El-Fará sostenía un langostino en su mano derecha, mientras que con la izquierda, sujetaba un aro de calamar con su reboce amarillo-mostaza y hacía pasar por su interior al pobre langostino, muerto y bien cocido, pero tan sonrosado como la mismísima salud y con la cola recogida en forma de cedilla.
-Es que domo langostinos –dijo. Y se quedó tan pancho. Es más, siguió haciendo pasar por el aro a dos o tres bichos más. Su plato parecía una maqueta del Price en versión marina.
Tuvo que intervenir Azid para poner orden. Hizo un comentario a Liarana, que la tenía al lado, comentario que yo no alcancé a escuchar desde el otro extremo de la mesa, y después, Liarana se puso a contar los pormenores de la publicación de su último libro de poemas, como cambiando de tema deliberadamente.

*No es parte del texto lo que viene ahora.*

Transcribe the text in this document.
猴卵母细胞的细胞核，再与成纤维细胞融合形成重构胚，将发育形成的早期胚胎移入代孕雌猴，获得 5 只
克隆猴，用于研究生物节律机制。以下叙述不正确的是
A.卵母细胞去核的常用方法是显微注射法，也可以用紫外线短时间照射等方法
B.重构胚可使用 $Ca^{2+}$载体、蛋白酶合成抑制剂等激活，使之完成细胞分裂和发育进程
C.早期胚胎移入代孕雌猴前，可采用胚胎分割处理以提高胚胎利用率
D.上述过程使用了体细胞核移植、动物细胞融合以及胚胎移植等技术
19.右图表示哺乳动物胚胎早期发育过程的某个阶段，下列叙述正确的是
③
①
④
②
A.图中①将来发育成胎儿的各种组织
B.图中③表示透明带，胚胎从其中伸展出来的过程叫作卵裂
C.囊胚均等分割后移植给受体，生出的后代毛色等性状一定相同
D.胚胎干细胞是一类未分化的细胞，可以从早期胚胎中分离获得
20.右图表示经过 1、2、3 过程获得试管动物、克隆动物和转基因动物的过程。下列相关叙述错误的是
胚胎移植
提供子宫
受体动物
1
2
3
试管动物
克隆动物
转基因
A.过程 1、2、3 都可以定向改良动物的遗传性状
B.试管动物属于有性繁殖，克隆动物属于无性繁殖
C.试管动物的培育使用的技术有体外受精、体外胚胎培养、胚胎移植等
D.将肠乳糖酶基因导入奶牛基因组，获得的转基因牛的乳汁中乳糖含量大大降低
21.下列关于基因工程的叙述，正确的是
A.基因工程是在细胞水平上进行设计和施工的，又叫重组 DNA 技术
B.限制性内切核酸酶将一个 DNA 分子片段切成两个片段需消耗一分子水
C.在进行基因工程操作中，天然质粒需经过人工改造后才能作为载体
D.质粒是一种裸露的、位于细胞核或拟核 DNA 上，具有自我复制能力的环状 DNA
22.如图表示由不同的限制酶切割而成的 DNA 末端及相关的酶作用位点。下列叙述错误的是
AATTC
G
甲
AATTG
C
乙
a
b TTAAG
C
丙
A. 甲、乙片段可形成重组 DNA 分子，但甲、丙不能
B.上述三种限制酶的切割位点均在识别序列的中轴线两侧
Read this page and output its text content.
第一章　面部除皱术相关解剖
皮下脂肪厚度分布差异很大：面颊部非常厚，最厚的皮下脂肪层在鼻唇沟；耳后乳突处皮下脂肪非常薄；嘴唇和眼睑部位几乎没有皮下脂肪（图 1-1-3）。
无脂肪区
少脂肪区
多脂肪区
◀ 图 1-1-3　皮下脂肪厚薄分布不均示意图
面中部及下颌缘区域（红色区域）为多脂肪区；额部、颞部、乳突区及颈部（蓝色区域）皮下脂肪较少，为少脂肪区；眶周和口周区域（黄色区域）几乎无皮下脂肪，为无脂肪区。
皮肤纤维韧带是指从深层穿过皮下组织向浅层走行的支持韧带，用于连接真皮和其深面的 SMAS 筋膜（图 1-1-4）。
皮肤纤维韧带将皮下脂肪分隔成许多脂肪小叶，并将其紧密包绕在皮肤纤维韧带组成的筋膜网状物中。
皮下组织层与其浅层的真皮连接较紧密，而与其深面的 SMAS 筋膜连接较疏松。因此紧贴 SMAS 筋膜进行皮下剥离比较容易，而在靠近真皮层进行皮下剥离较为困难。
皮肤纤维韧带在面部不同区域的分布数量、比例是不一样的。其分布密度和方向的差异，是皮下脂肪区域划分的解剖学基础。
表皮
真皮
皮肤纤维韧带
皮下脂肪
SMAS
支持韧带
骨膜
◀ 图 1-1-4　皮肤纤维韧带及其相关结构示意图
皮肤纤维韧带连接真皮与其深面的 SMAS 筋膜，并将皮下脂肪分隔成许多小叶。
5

Intenté yo abundar en el tema hablando de mis últimos versos pero, como acababa de llegar de la costa, me salían de lo más cursi: Que si el mar se iba de farra con la luna..., que si la espuma de las olas..., que si la vela de los barcos... ¡Era mejor cuando hacía poemas a los gatos de angora! Quizá sea porque, como soy del interior, en cuanto veo el mar me vuelvo loca.
Azid volvió a reconducir la cosa hablando del libro que traíamos todos entre manos, (más que entre manos, entre mentes, pero para nosotros no hay demasiada diferencia).
Comimos, hablamos, deliberamos más y nos cundió el tiempo. Así pensamos todos. Todos menos Fonso, que nos seguía viendo como a alumnos indómitos que no permiten dar la clase. ¡Vaya!, al final logramos convencerle, supongo.
Hasta que llegó la hora del postre y se acercó de nuevo la camarera roji-negra a ofertarnos las delicias de la casa:
-... y helado de tres gustos. (Os juro que dijo de tres gustos).
-¿De tres bustos? –dijo El-Fará- Eso es lo que quiero.
No conforme, se le antojó ver cómo lo hacían y dijo que se iba a la cocina. Tenía el quit de la risa en su maleta y eligió, entre todos los objetos, ponerse una nariz de payaso para acercarse al corazón del santuario gastronómico. No era la primera vez que hacía el payaso de esa forma, pero en otros sitios, así que ninguno imaginamos que era capaz de ir de esa facha a la cocina. La nariz era una bola de un tono rojo pálido. Al incrustarla sobre la suya se le abrieron, a modo de aletas, un poco los extremos y, sinceramente, todos pensamos en lo mismo. Decididamente la prótesis nasal rojiza tenía una forma clara de testículo con fiebre.
“¡Tierra, trágame!” –pensamos todos- cuando de verdad se levantó y, con dos narices, se introdujo en la cocina. Vimos y oímos las risas allá dentro. Él sabrá lo que les dijo, que de tonto no tiene un pelo, pero al postre invitó la casa.
¿Entendéis ahora por qué he preferido ser yo misma la narradora de esta historia? No he tenido valor suficiente como para ponerle al cuento un narrador externo, porque hay cosas que deben quedar en familia, ¿qué le importa a nadie?
Somos un club muy unido y yo ya he tomado mis precauciones para que nadie nos pueda reconocer así como así; estaremos pirados pero no somos tontos, y no pienso irme de la lengua diciendo el nombre de los sitios en los que nos solemos reunir. He vuelto atrás en el cuento y veo que ya se me escapó lo de decir que estábamos en La Casa de No-Sé-Dónde, con eso es suficiente y no acaba de gustarme mucho mi desliz, debí morderme más la lengua, pero pase. Aunque, como no me acordaba del Dónde, supongo que nadie dará con el sitio. Puede que tampoco ninguno de nosotros. Pero acabaremos encontrándonos.